Production was up 10% across the board, with crude oil carrying the somewhat slower-growing natural gas flows. The gas-bearing Barnett Shale region hurtled 32% higher, so you'll have to point that finger elsewhere if you're looking for a gas laggard. Though I hate to kick a country while it's down, Canadian decline rates certainly didn't help matters.

Devon pegged its operating cash flow at $1.8 billion before balance-sheet changes. Virtually all of this money was reinvested in the form of capital expenditures. A reader asked me why we bother investing in these firms if they don't generate free cash flow. The short answer: So long as an E&P company generates strong returns on that cash, it's creating value for shareholders. I could elaborate, but that's another article entirely.

Devon is virtually unhedged, so it took a hit from lower natural gas prices in the quarter. XTO Energy (NYSE:XTO) and Chesapeake Energy (NYSE:CHK) both pulled down near 40% higher prices for their onshore domestic gas. Compounding the broad weakness in natural gas was a particular pinch in the Rockies, which explains Devon's prices coming in more than a dollar below the national benchmark.
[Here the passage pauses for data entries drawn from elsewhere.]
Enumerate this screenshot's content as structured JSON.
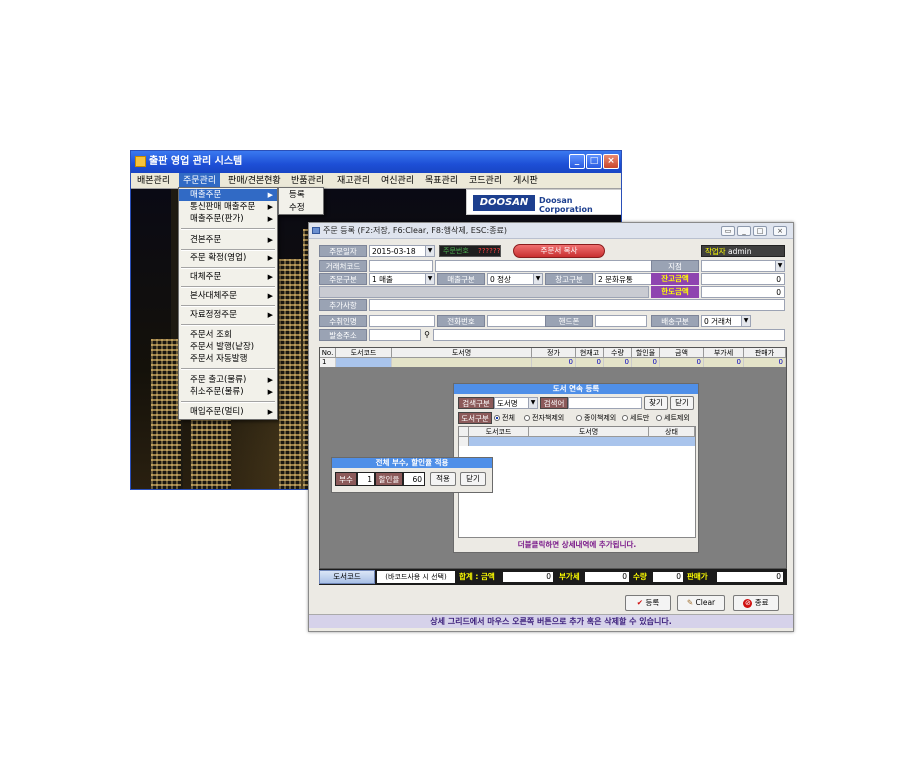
{
  "back_window": {
    "title": "출판 영업 관리 시스템",
    "menubar": [
      "배본관리",
      "주문관리",
      "판매/견본현황",
      "반품관리",
      "재고관리",
      "여신관리",
      "목표관리",
      "코드관리",
      "게시판"
    ],
    "dropdown": [
      {
        "label": "매출주문",
        "arrow": "▶"
      },
      {
        "label": "통신판매 매출주문",
        "arrow": "▶"
      },
      {
        "label": "매출주문(판가)",
        "arrow": "▶"
      },
      {
        "label": "견본주문",
        "arrow": "▶"
      },
      {
        "label": "주문 확정(영업)",
        "arrow": "▶"
      },
      {
        "label": "대체주문",
        "arrow": "▶"
      },
      {
        "label": "본사대체주문",
        "arrow": "▶"
      },
      {
        "label": "자료정정주문",
        "arrow": "▶"
      },
      {
        "label": "주문서 조회",
        "arrow": ""
      },
      {
        "label": "주문서 발행(낱장)",
        "arrow": ""
      },
      {
        "label": "주문서 자동발행",
        "arrow": ""
      },
      {
        "label": "주문 출고(물류)",
        "arrow": "▶"
      },
      {
        "label": "취소주문(물류)",
        "arrow": "▶"
      },
      {
        "label": "매입주문(멀티)",
        "arrow": "▶"
      }
    ],
    "submenu": [
      "등록",
      "수정"
    ],
    "logo_text": "DOOSAN",
    "logo_corp": "Doosan Corporation"
  },
  "front_window": {
    "title": "주문 등록 (F2:저장, F6:Clear, F8:행삭제, ESC:종료)",
    "form": {
      "order_date_label": "주문일자",
      "order_date": "2015-03-18",
      "order_no_label": "주문번호",
      "order_no": "??????",
      "copy_button": "주문서 복사",
      "worker_label": "작업자",
      "worker": "admin",
      "customer_code_label": "거래처코드",
      "branch_label": "지점",
      "order_type_label": "주문구분",
      "order_type": "1 매출",
      "sales_type_label": "매출구분",
      "sales_type": "0 정상",
      "warehouse_type_label": "창고구분",
      "warehouse_type": "2 문화유통",
      "balance_label": "잔고금액",
      "balance": "0",
      "limit_label": "한도금액",
      "limit": "0",
      "note_label": "추가사항",
      "recipient_label": "수취인명",
      "phone_label": "전화번호",
      "mobile_label": "핸드폰",
      "delivery_type_label": "배송구분",
      "delivery_type": "0 거래처",
      "ship_addr_label": "발송주소"
    },
    "grid": {
      "headers": [
        "No.",
        "도서코드",
        "도서명",
        "정가",
        "현재고",
        "수량",
        "할인율",
        "금액",
        "부가세",
        "판매가"
      ],
      "rows": [
        [
          "1",
          "",
          "",
          "0",
          "0",
          "0",
          "0",
          "0",
          "0",
          "0"
        ]
      ]
    },
    "book_dialog": {
      "title": "도서 연속 등록",
      "search_type_label": "검색구분",
      "search_type": "도서명",
      "search_word_label": "검색어",
      "find_button": "찾기",
      "close_button": "닫기",
      "book_type_label": "도서구분",
      "radios": [
        "전체",
        "전자책제외",
        "종이책제외",
        "세트만",
        "세트제외"
      ],
      "grid_headers": [
        "도서코드",
        "도서명",
        "상태"
      ],
      "hint": "더블클릭하면 상세내역에 추가됩니다."
    },
    "qty_dialog": {
      "title": "전체 부수, 할인율 적용",
      "copies_label": "부수",
      "copies": "1",
      "discount_label": "할인율",
      "discount": "60",
      "apply_button": "적용",
      "close_button": "닫기"
    },
    "totals": {
      "book_code_button": "도서코드",
      "barcode_hint": "(바코드사용 시 선택)",
      "sum_label": "합계 : 금액",
      "sum": "0",
      "vat_label": "부가세",
      "vat": "0",
      "qty_label": "수량",
      "qty": "0",
      "price_label": "판매가",
      "price": "0"
    },
    "buttons": {
      "register": "등록",
      "clear": "Clear",
      "exit": "종료"
    },
    "status": "상세 그리드에서 마우스 오른쪽 버튼으로 추가 혹은 삭제할 수 있습니다."
  }
}
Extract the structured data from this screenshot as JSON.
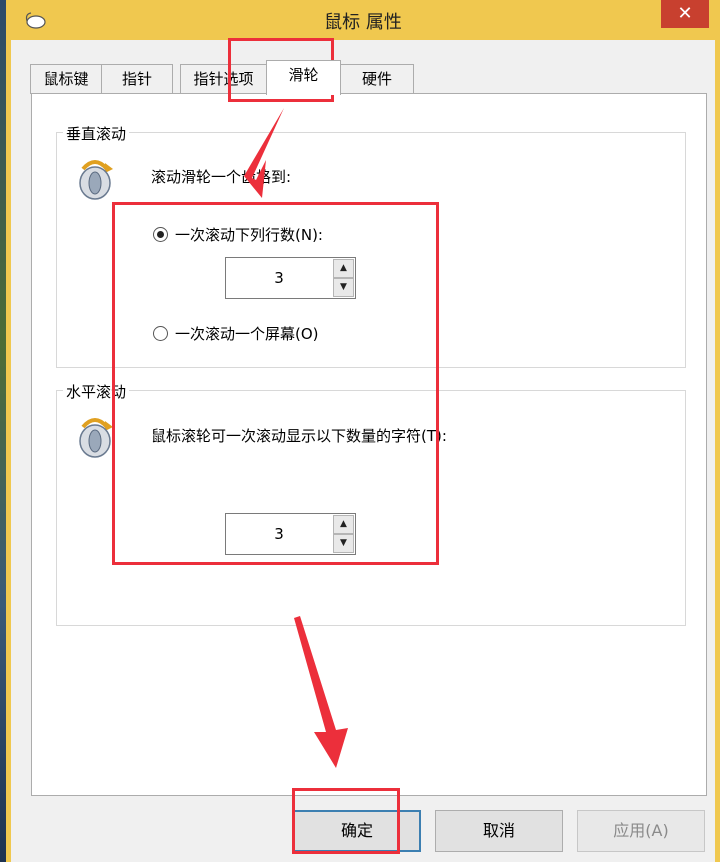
{
  "window": {
    "title": "鼠标 属性",
    "close_glyph": "✕"
  },
  "tabs": [
    {
      "label": "鼠标键"
    },
    {
      "label": "指针"
    },
    {
      "label": "指针选项"
    },
    {
      "label": "滑轮"
    },
    {
      "label": "硬件"
    }
  ],
  "active_tab": "滑轮",
  "vertical": {
    "title": "垂直滚动",
    "description": "滚动滑轮一个齿格到:",
    "option_lines": "一次滚动下列行数(N):",
    "option_screen": "一次滚动一个屏幕(O)",
    "lines_value": "3",
    "selected": "lines"
  },
  "horizontal": {
    "title": "水平滚动",
    "description": "鼠标滚轮可一次滚动显示以下数量的字符(T):",
    "chars_value": "3"
  },
  "buttons": {
    "ok": "确定",
    "cancel": "取消",
    "apply": "应用(A)"
  },
  "spin_glyphs": {
    "up": "▲",
    "down": "▼"
  },
  "colors": {
    "titlebar": "#f0c84f",
    "close": "#c8402f",
    "annotation": "#ec2f3b",
    "default_border": "#3c7fb1"
  },
  "icons": [
    "mouse-icon",
    "mouse-wheel-icon",
    "close-icon",
    "arrow-up-icon",
    "arrow-down-icon"
  ]
}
I'm not worried about Devon's spot market exposure. Nabors Industries (NYSE:NBR) recently pointed out that natural gas is selling at roughly half the price of oil on an energy-equivalent basis. Whenever gas perks up, Devon will look brilliant for being unhedged. Over the long term, hedging is arguably a wash, so it's probably best not to fixate too much on it.

If you are going to fixate on one aspect of an E&P business, make it the company's cost structure. Devon's per-barrel lifting costs are up 14% through the first three quarters of the year, which is running a hair ahead of production growth. That's not ideal, but it's also not enough to set off alarm bells, particularly given the industry's inflationary environment.